Rooms 8-309 and 13-5018, 77 Mass. Ave.,
Cambridge, MA 02139
617-253-6939 or 617-253-3525 (phone)
617-252-1175 (fax)
smallen@mit.edu

BE Metallurgy, Stevens Institute of Technology, 1970
SM Metallurgy, MIT, 1971
PhD Metallurgy, MIT, 1975


Samuel Allen's undergraduate and graduate degrees are in the field of physical metallurgy. His interests focus on understanding the ways in which composition and processing of materials influence microstructure, and how microstructural control can be used to improve materials performance. Current research activities include materials and process development of metallic alloys for use in "three-dimensional printing" of near net-shape high-performance metal parts, and the development and applications of ferromagnetic shape-memory alloy actuator materials.

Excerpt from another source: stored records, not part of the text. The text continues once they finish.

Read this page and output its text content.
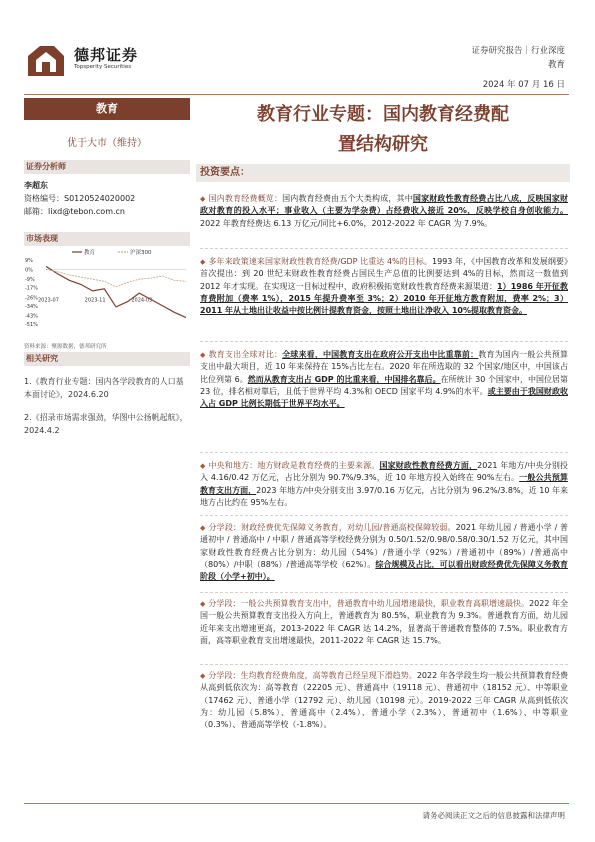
德邦证券
Topsperity Securities
证券研究报告｜行业深度
教育
2024 年 07 月 16 日
教育
优于大市（维持）
证券分析师
李超东
资格编号：S0120524020002
邮箱：lixd@tebon.com.cn
市场表现
9%
0%
-9%
-17%
-26%
-34%
-43%
-51%
2023-07	2023-11	2024-03
教育	沪深300
资料来源：聚源数据，德邦研究所
相关研究
1.《教育行业专题：国内各学段教育的人口基本面讨论》，2024.6.20
2.《招录市场需求强劲，华图中公扬帆起航》，2024.4.2
教育行业专题：国内教育经费配
置结构研究
投资要点：
◆ 国内教育经费概览：国内教育经费由五个大类构成，其中国家财政性教育经费占比八成，反映国家财政对教育的投入水平；事业收入（主要为学杂费）占经费收入接近 20%，反映学校自身创收能力。2022 年教育经费达 6.13 万亿元/同比+6.0%，2012-2022 年 CAGR 为 7.9%。
◆ 多年来政策速来国家财政性教育经费/GDP 比重达 4%的目标。1993 年，《中国教育改革和发展纲要》首次提出：到 20 世纪末财政性教育经费占国民生产总值的比例要达到 4%的目标，然而这一数值到 2012 年才实现。在实现这一目标过程中，政府积极拓宽财政性教育经费来源渠道：1）1986 年开征教育费附加（费率 1%），2015 年提升费率至 3%；2）2010 年开征地方教育附加，费率 2%；3）2011 年从土地出让收益中按比例计提教育资金，按照土地出让净收入 10%提取教育资金。
◆ 教育支出全球对比：全球来看，中国教育支出在政府公开支出中比重靠前：教育为国内一般公共预算支出中最大项目，近 10 年来保持在 15%占比左右。2020 年在所选取的 32 个国家/地区中，中国该占比位列第 6。然而从教育支出占 GDP 的比重来看，中国排名靠后。在所统计 30 个国家中，中国位居第 23 位，排名相对靠后，且低于世界平均 4.3%和 OECD 国家平均 4.9%的水平。或主要由于我国财政收入占 GDP 比例长期低于世界平均水平。
◆ 中央和地方：地方财政是教育经费的主要来源。国家财政性教育经费方面，2021 年地方/中央分别投入 4.16/0.42 万亿元，占比分别为 90.7%/9.3%，近 10 年地方投入始终在 90%左右。一般公共预算教育支出方面，2023 年地方/中央分别支出 3.97/0.16 万亿元，占比分别为 96.2%/3.8%，近 10 年来地方占比约在 95%左右。
◆ 分学段：财政经费优先保障义务教育，对幼儿园/普通高校保障较弱。2021 年幼儿园 / 普通小学 / 普通初中 / 普通高中 / 中职 / 普通高等学校经费分别为 0.50/1.52/0.98/0.58/0.30/1.52 万亿元，其中国家财政性教育经费占比分别为：幼儿园（54%）/普通小学（92%）/普通初中（89%）/普通高中（80%）/中职（88%）/普通高等学校（62%）。综合规模及占比，可以看出财政经费优先保障义务教育阶段（小学+初中）。
◆ 分学段：一般公共预算教育支出中，普通教育中幼儿园增速最快，职业教育高职增速最快。2022 年全国一般公共预算教育支出投入方向上，普通教育为 80.5%，职业教育为 9.3%。普通教育方面，幼儿园近年来支出增速更高，2013-2022 年 CAGR 达 14.2%，显著高于普通教育整体的 7.5%。职业教育方面，高等职业教育支出增速最快，2011-2022 年 CAGR 达 15.7%。
◆ 分学段：生均教育经费角度，高等教育已经呈现下滑趋势。2022 年各学段生均一般公共预算教育经费从高到低依次为：高等教育（22205 元）、普通高中（19118 元）、普通初中（18152 元）、中等职业（17462 元）、普通小学（12792 元）、幼儿园（10198 元）。2019-2022 三年 CAGR 从高到低依次为：幼儿园（5.8%）、普通高中（2.4%）、普通小学（2.3%）、普通初中（1.6%）、中等职业（0.3%）、普通高等学校（-1.8%）。
请务必阅读正文之后的信息披露和法律声明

Professor Allen's extra-curricular interests include several crafts, including woodworking and blacksmithing. The latter interest led to the development of the "Physical Metallurgy" Freshman Advisor Seminar at MIT in 1984, in which MIT students learn underlying principles of metallurgy while acquiring traditional blacksmithing skills. More recently, that activity has broadened to include metal casting. Through these activities, he developed interest in the metallurgy of steel weapons as practiced in Japan, the Near East, and Europe -- especially Damascus steels.

Selected Publications

Tooling Made by Solid Free Form Fabrication Techniques Having Enhanced Thermal Properties (with E.M. Sachs and H.J. Yoo), U.S. Patent 6,112,804 (2000).

Phenomenology of Giant Magnetic-Field Induced Strain in Ferromagnetic Shape Memory Materials (with R.C. O'Handley, S.J. Murray, M.A. Marioni, and H. Nembach), J. of Applied Physics 87 (9): 4712-4717 (2000).

The Structure of Materials (with Edwin L. Thomas), John Wiley and Sons (1999).